Lexical Tools

LVG Rules: Persistent Trie

I. Persistent Data

A persistent data system is to store data in files instead of RAM. In addition, these data can be randomly accessed by address from files. This function can be performed by a Java class, RandomAccessFile( ). The key issue of using this technique is to define the format (protocol) of how the data is sorted and retrieved. Usually, a header is needed to put at the front of each segment of data to describe the Meta data of storing data.

II. Persistent List

A persistent link class is used to perform one dimension linked list through persistent files.

  • File Data format:
    header + node1 + node2 + ...
    where header is:
    • 0~3 : int : numbers of nodes
    • 4~11: long: next address (address will be used for next node)

    node:
    • 0~x: specific data (length x varies)
    • x+1~x+8: long: address for next node
  • One persistent file is capable of storing multiple linked lists.
  • All nodes belong to one linked list need to be added (stored) into persistent file at once (before storing next list) if multiple lists is stored in the same file.
  • The node must be the child class of PersistentListNode( ).
  • The data structure in a list node includes address for this node, address for next node, and other node specific data.
  • Only same type of node can be stored for one linked list.

III. Persistent Tree

A persistent tree class is used to perform tree operations (two dimensional) through persistent files.

  • File Data format:
    node1 + node2 + ...
    where node:
    • 0~3: int: level
    • 4~11: long: address for next node
    • 12~19: long: address for parent node
    • 20~27: long: address for child list
    • 27+: specific data (length varies)
  • One persistent file is capable of storing multiple trees. However, we use one file to store one tree in our trie application for simplification.
  • The node must be the child class of PersistentTreeNode( ).
  • The data structure in a tree node includes address for this node, address for next node, address for the child, address for the parent, level of the node, and other node specific data.
  • Only same type of node can be stored for one linked list.

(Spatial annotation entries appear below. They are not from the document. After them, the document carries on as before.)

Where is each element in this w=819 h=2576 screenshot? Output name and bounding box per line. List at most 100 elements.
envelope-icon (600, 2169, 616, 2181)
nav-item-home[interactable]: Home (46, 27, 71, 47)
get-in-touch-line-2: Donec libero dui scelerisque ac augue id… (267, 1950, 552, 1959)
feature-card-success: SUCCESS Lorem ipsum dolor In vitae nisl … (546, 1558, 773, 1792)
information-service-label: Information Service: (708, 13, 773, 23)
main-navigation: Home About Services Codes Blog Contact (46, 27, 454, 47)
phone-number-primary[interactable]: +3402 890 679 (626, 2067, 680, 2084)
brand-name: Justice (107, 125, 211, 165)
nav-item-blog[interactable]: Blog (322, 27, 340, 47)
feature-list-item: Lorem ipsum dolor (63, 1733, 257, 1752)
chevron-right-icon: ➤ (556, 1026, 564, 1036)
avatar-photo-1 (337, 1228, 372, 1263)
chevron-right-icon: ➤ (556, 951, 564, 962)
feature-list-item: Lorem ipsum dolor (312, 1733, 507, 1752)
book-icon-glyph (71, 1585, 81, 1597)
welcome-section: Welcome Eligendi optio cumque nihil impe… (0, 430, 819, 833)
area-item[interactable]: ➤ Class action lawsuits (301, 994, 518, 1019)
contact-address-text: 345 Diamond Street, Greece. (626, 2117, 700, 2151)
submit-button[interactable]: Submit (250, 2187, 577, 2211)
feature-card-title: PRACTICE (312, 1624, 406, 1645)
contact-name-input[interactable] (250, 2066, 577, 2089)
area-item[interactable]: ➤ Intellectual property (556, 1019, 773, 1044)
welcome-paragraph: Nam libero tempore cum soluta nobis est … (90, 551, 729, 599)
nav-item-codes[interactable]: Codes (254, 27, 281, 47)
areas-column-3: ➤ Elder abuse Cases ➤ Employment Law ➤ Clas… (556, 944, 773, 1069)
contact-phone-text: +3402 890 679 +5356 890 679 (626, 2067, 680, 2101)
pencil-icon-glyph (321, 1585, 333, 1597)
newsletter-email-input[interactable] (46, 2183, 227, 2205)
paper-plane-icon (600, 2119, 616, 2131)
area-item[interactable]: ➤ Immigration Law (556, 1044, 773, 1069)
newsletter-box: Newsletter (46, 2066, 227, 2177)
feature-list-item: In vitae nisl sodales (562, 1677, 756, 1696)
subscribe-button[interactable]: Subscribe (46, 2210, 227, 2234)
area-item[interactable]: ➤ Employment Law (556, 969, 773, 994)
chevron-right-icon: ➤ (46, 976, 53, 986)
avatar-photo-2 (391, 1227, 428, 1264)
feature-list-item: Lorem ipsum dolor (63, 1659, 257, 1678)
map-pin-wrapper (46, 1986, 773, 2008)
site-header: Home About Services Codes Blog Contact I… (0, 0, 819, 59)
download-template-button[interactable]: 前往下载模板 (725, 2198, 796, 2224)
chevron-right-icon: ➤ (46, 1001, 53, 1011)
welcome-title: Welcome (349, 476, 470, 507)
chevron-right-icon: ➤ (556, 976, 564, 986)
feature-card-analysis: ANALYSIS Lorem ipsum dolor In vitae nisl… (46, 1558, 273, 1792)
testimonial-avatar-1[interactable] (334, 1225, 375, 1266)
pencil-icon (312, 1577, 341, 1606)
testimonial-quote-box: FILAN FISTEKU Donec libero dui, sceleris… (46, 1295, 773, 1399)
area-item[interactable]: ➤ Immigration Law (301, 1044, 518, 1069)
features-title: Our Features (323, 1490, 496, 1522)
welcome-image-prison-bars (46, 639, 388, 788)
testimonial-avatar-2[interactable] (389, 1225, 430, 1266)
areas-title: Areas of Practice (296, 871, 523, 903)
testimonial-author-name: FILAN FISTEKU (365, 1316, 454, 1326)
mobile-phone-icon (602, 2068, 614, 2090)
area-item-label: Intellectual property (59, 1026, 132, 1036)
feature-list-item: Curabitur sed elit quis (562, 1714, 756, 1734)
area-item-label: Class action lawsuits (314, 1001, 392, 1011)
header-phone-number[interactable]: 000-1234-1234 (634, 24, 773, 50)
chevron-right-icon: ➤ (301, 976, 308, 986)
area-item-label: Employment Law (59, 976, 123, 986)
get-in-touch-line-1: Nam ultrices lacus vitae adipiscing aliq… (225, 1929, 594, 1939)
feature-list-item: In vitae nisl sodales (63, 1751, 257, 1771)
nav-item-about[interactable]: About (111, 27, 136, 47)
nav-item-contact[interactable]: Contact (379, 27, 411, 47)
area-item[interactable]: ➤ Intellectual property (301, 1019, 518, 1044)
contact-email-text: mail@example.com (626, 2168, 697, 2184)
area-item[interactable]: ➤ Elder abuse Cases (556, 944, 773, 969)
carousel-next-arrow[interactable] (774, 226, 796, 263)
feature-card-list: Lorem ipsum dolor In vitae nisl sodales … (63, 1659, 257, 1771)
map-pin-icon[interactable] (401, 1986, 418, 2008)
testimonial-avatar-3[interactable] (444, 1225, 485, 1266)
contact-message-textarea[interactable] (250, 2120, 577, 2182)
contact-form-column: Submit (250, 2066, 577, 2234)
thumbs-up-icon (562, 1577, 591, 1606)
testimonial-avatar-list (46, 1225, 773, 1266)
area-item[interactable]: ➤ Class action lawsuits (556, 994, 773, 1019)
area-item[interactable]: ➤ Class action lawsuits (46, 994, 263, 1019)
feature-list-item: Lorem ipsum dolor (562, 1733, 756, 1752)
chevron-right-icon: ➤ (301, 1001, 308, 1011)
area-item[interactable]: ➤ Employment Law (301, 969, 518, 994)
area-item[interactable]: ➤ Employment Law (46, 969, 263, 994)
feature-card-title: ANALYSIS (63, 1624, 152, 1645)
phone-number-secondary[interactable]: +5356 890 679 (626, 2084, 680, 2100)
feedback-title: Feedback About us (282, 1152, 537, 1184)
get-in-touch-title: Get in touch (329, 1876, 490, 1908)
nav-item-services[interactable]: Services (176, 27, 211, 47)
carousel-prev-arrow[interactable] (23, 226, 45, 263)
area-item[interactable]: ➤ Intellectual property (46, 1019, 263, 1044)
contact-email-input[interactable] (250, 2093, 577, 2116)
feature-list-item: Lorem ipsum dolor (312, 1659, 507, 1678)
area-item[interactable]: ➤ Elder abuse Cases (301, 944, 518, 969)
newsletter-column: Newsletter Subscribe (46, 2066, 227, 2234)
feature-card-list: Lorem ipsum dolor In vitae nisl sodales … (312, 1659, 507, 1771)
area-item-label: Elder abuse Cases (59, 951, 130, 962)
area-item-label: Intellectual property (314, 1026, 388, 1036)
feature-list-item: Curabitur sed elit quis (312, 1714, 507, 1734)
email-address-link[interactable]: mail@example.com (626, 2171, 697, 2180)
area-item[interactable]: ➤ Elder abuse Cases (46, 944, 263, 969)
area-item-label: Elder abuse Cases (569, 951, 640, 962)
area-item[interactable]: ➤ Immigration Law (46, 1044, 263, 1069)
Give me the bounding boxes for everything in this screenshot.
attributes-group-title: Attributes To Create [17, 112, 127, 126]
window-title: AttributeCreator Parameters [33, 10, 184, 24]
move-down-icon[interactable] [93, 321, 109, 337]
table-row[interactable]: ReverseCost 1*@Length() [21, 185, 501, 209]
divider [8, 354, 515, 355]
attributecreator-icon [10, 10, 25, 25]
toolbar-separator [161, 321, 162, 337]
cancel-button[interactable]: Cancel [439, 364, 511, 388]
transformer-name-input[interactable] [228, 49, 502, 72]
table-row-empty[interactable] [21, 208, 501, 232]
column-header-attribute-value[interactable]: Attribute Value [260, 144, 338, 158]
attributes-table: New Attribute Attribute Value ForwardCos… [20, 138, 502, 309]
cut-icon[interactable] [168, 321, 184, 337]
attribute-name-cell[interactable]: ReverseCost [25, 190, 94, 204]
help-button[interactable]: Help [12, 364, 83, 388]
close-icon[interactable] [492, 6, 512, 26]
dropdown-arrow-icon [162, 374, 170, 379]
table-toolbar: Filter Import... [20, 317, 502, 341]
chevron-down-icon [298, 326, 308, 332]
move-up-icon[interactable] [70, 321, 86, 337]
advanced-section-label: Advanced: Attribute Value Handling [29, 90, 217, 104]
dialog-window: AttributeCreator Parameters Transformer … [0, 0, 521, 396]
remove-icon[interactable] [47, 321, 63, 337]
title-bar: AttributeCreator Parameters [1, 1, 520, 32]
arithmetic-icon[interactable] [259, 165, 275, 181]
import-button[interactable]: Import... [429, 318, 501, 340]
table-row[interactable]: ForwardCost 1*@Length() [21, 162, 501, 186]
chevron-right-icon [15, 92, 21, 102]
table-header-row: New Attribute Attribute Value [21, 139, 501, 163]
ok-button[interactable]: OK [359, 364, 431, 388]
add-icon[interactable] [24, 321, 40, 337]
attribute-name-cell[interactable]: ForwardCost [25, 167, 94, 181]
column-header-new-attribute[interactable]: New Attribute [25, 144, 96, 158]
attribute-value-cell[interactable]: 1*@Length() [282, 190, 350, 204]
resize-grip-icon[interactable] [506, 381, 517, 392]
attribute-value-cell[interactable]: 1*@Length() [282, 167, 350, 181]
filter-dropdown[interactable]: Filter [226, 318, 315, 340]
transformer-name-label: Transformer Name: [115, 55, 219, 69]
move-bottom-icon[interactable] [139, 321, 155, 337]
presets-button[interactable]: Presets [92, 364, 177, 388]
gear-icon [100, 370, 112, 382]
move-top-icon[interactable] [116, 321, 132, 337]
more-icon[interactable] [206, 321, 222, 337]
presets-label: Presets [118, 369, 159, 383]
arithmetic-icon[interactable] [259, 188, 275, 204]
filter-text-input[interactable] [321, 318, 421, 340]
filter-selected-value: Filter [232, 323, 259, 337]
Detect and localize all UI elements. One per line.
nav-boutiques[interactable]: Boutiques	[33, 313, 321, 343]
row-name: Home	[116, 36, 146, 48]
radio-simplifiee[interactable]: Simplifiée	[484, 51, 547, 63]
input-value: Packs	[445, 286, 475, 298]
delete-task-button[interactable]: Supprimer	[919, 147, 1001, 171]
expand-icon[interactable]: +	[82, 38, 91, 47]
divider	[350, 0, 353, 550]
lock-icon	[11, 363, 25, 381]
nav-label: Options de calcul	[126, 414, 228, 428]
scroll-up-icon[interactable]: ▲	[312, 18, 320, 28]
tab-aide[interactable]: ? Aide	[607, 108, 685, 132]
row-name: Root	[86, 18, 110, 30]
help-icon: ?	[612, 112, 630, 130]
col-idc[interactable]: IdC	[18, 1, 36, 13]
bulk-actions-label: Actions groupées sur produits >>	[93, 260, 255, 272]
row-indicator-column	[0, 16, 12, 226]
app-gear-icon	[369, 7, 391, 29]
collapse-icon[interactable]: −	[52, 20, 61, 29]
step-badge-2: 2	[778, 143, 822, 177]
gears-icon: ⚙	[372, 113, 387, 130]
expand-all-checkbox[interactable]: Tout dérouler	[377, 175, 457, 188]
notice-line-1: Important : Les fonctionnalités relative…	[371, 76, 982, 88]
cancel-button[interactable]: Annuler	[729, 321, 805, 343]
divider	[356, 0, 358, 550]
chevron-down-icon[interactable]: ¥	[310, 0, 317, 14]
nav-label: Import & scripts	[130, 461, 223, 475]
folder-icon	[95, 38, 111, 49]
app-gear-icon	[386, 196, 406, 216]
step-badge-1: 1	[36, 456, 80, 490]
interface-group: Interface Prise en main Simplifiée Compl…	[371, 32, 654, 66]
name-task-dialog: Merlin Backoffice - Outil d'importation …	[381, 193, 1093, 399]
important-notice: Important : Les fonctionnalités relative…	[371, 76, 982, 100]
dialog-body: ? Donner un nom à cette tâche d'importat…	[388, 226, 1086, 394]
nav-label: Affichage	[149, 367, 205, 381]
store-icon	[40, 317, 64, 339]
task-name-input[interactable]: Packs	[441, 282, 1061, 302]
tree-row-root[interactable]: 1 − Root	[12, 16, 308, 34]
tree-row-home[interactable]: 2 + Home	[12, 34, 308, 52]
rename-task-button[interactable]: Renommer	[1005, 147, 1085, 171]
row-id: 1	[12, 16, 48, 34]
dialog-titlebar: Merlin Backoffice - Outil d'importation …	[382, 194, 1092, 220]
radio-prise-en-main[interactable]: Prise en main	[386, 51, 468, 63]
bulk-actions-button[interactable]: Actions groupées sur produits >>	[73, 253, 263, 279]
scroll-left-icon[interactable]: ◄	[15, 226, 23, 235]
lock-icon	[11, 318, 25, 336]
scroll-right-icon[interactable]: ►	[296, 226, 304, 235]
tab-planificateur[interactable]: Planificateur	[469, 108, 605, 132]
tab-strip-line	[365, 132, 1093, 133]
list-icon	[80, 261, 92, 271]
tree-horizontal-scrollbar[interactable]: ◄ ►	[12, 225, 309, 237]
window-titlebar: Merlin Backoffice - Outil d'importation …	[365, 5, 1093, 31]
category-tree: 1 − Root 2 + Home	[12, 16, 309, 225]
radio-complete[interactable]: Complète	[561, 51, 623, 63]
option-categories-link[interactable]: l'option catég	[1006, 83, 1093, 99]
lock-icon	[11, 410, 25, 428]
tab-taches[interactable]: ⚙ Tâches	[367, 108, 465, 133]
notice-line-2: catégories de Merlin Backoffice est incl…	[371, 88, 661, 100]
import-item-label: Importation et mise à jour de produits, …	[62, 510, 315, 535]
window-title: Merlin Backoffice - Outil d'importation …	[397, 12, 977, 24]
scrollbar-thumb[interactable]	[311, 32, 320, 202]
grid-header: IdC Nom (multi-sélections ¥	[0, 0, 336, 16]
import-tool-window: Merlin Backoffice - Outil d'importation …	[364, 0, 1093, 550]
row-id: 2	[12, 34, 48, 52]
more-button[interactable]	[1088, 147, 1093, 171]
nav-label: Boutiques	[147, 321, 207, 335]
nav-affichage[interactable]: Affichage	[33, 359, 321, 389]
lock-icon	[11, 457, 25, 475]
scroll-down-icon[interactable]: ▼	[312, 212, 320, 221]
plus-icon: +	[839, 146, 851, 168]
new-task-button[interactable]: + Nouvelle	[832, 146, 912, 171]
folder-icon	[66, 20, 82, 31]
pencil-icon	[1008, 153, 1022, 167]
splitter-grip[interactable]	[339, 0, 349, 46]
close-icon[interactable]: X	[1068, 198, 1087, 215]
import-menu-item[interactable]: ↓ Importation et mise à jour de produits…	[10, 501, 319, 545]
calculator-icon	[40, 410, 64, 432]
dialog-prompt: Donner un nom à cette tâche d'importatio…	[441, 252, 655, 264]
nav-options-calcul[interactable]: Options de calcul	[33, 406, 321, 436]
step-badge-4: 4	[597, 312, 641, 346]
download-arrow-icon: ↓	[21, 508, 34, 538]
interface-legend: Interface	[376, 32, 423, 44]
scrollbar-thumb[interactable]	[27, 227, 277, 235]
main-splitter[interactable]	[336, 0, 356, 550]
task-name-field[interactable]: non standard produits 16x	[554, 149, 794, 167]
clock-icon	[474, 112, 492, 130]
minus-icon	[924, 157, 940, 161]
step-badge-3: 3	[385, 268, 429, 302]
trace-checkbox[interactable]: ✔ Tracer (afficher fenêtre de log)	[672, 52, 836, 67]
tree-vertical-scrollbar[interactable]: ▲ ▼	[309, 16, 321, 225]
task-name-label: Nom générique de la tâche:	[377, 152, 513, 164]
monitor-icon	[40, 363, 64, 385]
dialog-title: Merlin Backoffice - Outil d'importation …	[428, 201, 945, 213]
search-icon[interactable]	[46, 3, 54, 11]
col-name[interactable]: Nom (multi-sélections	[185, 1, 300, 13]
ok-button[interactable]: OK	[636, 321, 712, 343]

IV. Persistent Trie A persistent trie is developed to get inflections and derivations in LVG.

    < pre-process >
  • It reads in all rules from flat files and then store trie, rules, and exceptions into persistent files.
  • It uses PersistentTree to store trie tree in the persistent file.
  • It uses PersistentList to store rules and exceptions in the persistent file.

< process >

  • It opens persistent files.
  • It retrieves data from persistent files.

< post-process >

  • It closes persistent files.

V. Notes

The persistent trie uses Java RandomAccessFile class, which is not buffered and thus is slow. Buffered RandamAccessFile will improve the performance. In a study in 2002 (for 2003 release), replace PersistentTrie with RamTrie (put all infromation in the memory) improve performance more than 50% without too much heap size increased. Thus. PersistentTrie is not used after Lexical Tool 2013 release (use RamTire instead).